The oral medication developed by Dr. Armstrong’s lab targets a protein compound responsible for activating leukemia-associated genes. The therapeutic molecule disrupts the bond between the compound’s two proteins, Menin and MLL1, rendering it ineffective as a gene activator. Based on preclinical study results, this results in a steep drop in the number of leukemia cells, and, in some cases, cancer remission.
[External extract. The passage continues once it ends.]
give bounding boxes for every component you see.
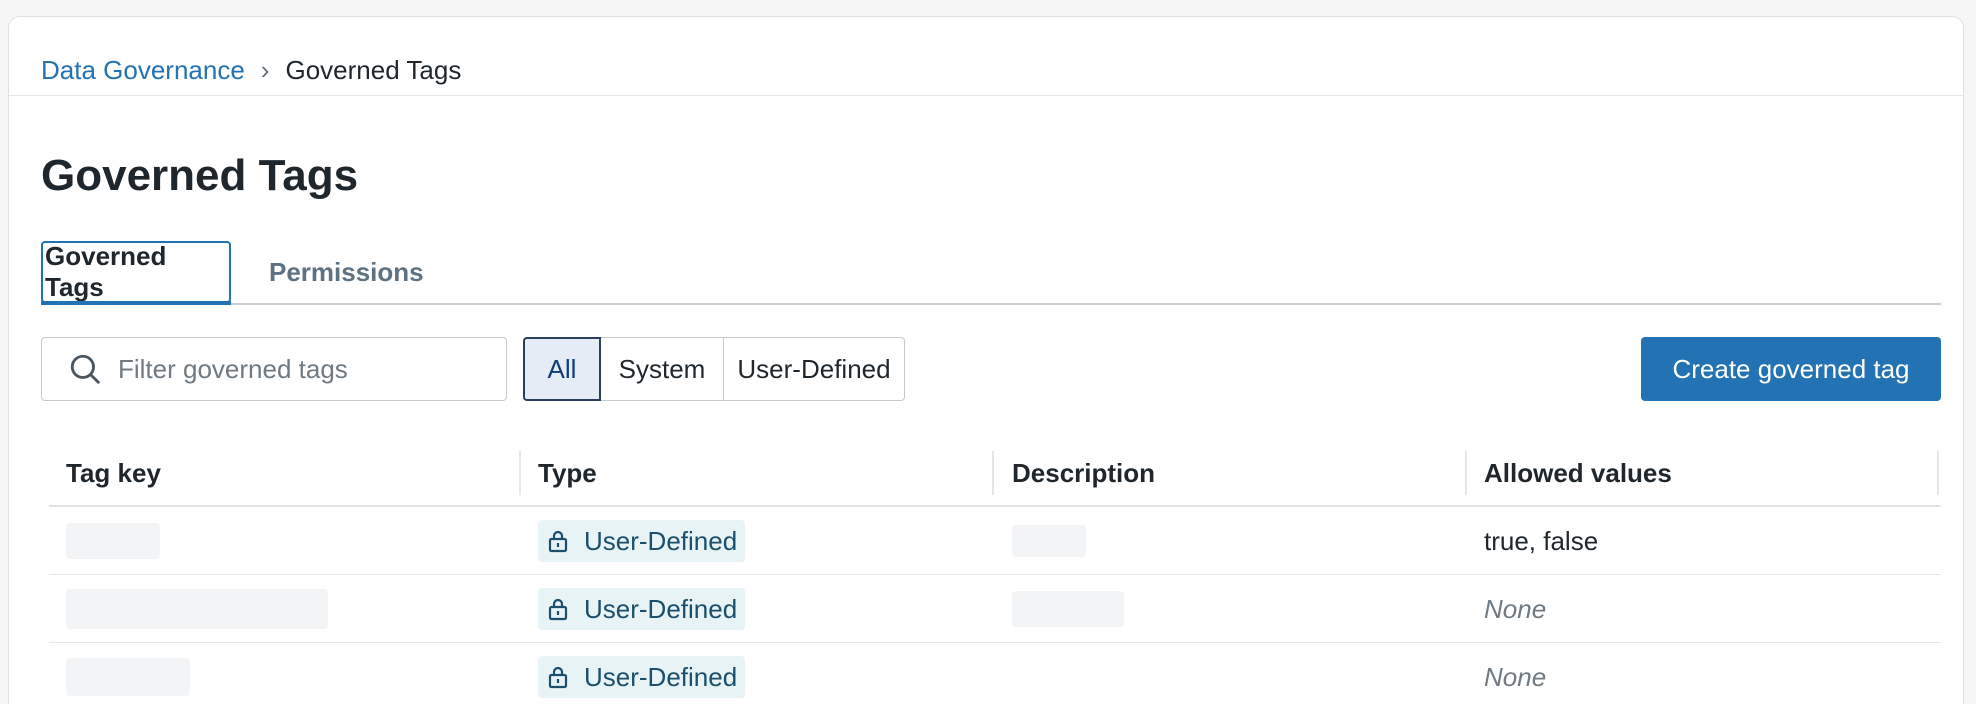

Clinical trials for SNDX-5613 are currently underway for the treatment of advanced leukemia. Separately, new research in mice demonstrates that the same molecule effectively eliminates preleukemia cells as well.

The road to prevention

The team’s success in developing a therapy with preventative potential underscores the importance of understanding the molecular basis of disease progression. When researchers can elucidate the sequence of genetic events that result in a cancer diagnosis, they are able not only to detect risk in healthy individuals but also to intervene before cancer develops. Finding a molecule that addresses a mutation early in the sequence? “That’s really the holy grail,” Dr. Armstrong says.